Speechless in Seattle
A colleague and friend of mine, Timothy Johnson at CarpeFactum provides some great advice on giving feedback to a colleague that could be adapted when we're giving feedback to our students. Use the acronym THIRD...
TIMELY. Feedback must be timely in order to give your students the opportunity to learn from their mistakes and do better on the next assignment. As Tim notes, "feedback has a shelf life, and the sooner you can tell the person what s/he did right or wrong, the stronger the message will be."
HONEST. Although we need to use sensitivity in giving feedback, we shouldn't water down the message so much that the student doesn't get the message. Be direct and say what it would take to make the paper or assignment better.

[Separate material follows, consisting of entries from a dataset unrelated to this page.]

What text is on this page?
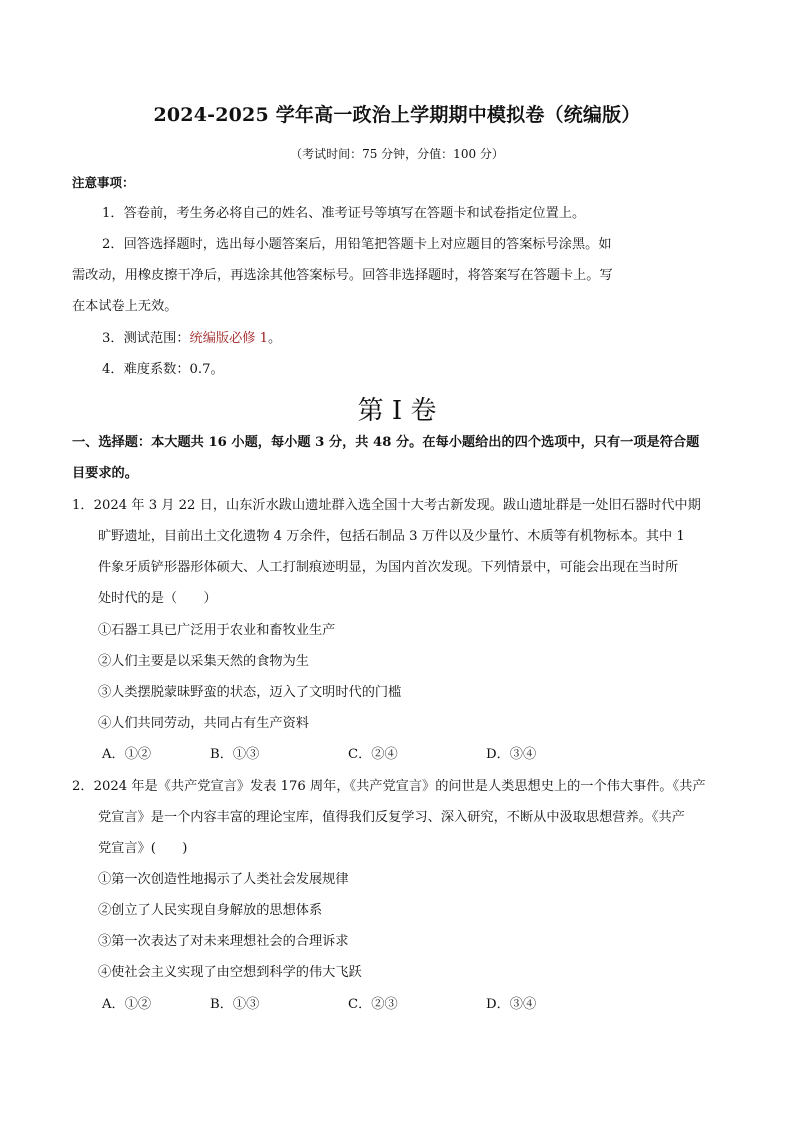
2024-2025 学年高一政治上学期期中模拟卷（统编版）
（考试时间：75 分钟，分值：100 分）
注意事项：
1．答卷前，考生务必将自己的姓名、准考证号等填写在答题卡和试卷指定位置上。
2．回答选择题时，选出每小题答案后，用铅笔把答题卡上对应题目的答案标号涂黑。如
需改动，用橡皮擦干净后，再选涂其他答案标号。回答非选择题时，将答案写在答题卡上。写
在本试卷上无效。
3．测试范围：统编版必修 1。
4．难度系数：0.7。
第 I 卷
一、选择题：本大题共 16 小题，每小题 3 分，共 48 分。在每小题给出的四个选项中，只有一项是符合题
目要求的。
1．2024 年 3 月 22 日，山东沂水跋山遗址群入选全国十大考古新发现。跋山遗址群是一处旧石器时代中期
旷野遗址，目前出土文化遗物 4 万余件，包括石制品 3 万件以及少量竹、木质等有机物标本。其中 1
件象牙质铲形器形体硕大、人工打制痕迹明显，为国内首次发现。下列情景中，可能会出现在当时所
处时代的是（　　）
①石器工具已广泛用于农业和畜牧业生产
②人们主要是以采集天然的食物为生
③人类摆脱蒙昧野蛮的状态，迈入了文明时代的门槛
④人们共同劳动，共同占有生产资料
A．①②	B．①③	C．②④	D．③④
2．2024 年是《共产党宣言》发表 176 周年，《共产党宣言》的问世是人类思想史上的一个伟大事件。《共产
党宣言》是一个内容丰富的理论宝库，值得我们反复学习、深入研究，不断从中汲取思想营养。《共产
党宣言》(　　)
①第一次创造性地揭示了人类社会发展规律
②创立了人民实现自身解放的思想体系
③第一次表达了对未来理想社会的合理诉求
④使社会主义实现了由空想到科学的伟大飞跃
A．①②	B．①③	C．②③	D．③④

IMPROVING. Make sure your feedback provides constructive criticism. It doesn't do the student any good to give a grade without indicating why they got the grade and how they can improve for future assignments. Sharing your rubric is a good way to do this.
RELEVANT. I had a Dean once that gave me a lower than expected evaluation on my teaching during my annual review. When I asked him what I could do to improve, he responded by telling me I needed to use powerpoint slides in the classroom... Make sure your feedback makes sense.
DIRECT. If your student needs to get help with grammar or writing techniques, say so and put him or her in touch with resources available at your university.
Bumping up the quality of your feedback by a THIRD will help your students learn your expectations and do better on future assignments.